In its wake, a dark tapestry woven with violence.
Mouths in the hold lie open, inaudible, begging for the nothingness that is everything.
On this ship, terror lurks.
A violence of abstraction separates Black from man and kills him twice,
Discarding his body like dead weight into the hungry waves.
Thrown into the ocean, carried for a moment by the sea’s merciless drag,
But sick and emaciated bodies do not float.
Sharks, eager specters in the wake, consume the sick not yet dead.
Yet nobody dies of old age in the ocean.
The Black body dances between life and death. Atoms of the past
forever remain in the ocean’s depths.
Resonating energy echoes, eternalized by the same water.
A cycle; atoms stuck in time, bearing witness,
With a residence lasting forever.
In the void of anticipatory logic, the Black man rests.
Entangled in a racial epidermal schema,
The world recoils – and his body forgets itself.
A vessel of endless possibility, yet forever vulnerable,
Whose blood paints the ocean red and mixes with its cruel embrace,
Giving coherence to the superstructure eventually called home.

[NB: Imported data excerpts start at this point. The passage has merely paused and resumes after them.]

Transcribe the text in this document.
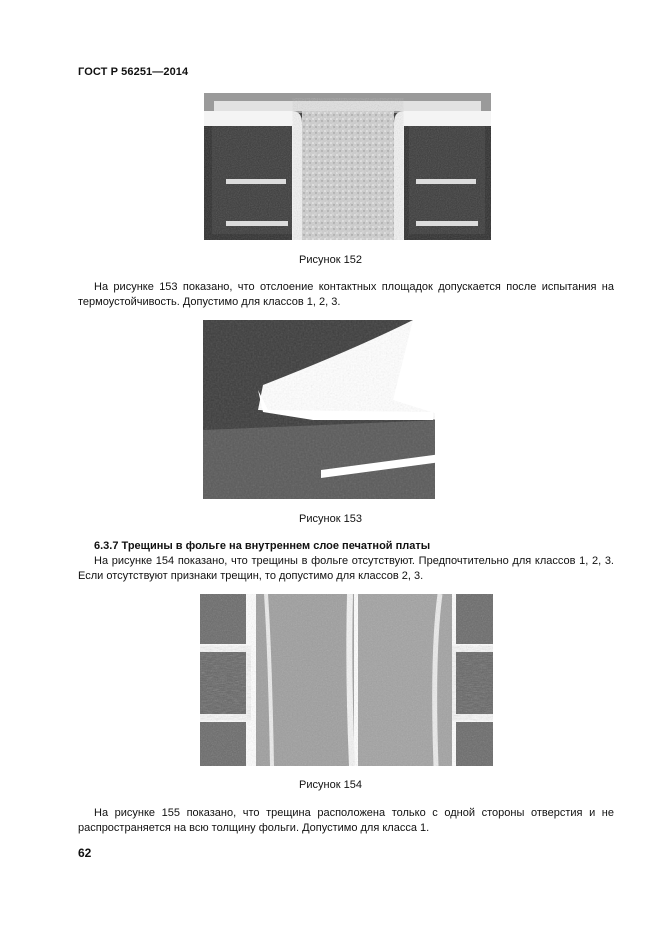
ГОСТ Р 56251—2014
Рисунок 152

На рисунке 153 показано, что отслоение контактных площадок допускается после испытания на термоустойчивость. Допустимо для классов 1, 2, 3.

Рисунок 153

6.3.7 Трещины в фольге на внутреннем слое печатной платы

На рисунке 154 показано, что трещины в фольге отсутствуют. Предпочтительно для классов 1, 2, 3. Если отсутствуют признаки трещин, то допустимо для классов 2, 3.

Рисунок 154

На рисунке 155 показано, что трещина расположена только с одной стороны отверстия и не распространяется на всю толщину фольги. Допустимо для класса 1.

62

Through the afterlife of slavery, we navigate a covert racial order,
Resistance emerges and survival endures,
Both in a past that lingers in the present, in the archives of history.
In this hellish existence, we stand, beholding the echoes of time.
We cast away the compulsion of capital and imminent death,
Towards Freedom on a path littered with Black bodies.
Although under siege, we envision liberation:
a beacon of hope amidst death in the wake.
As we behold and are beheld, we imagine waves in harmony.
In the timeless resonance, where everything is now,
The cacophony of violence transforms,
Into a symphony of resilience, echoing through our liberated future.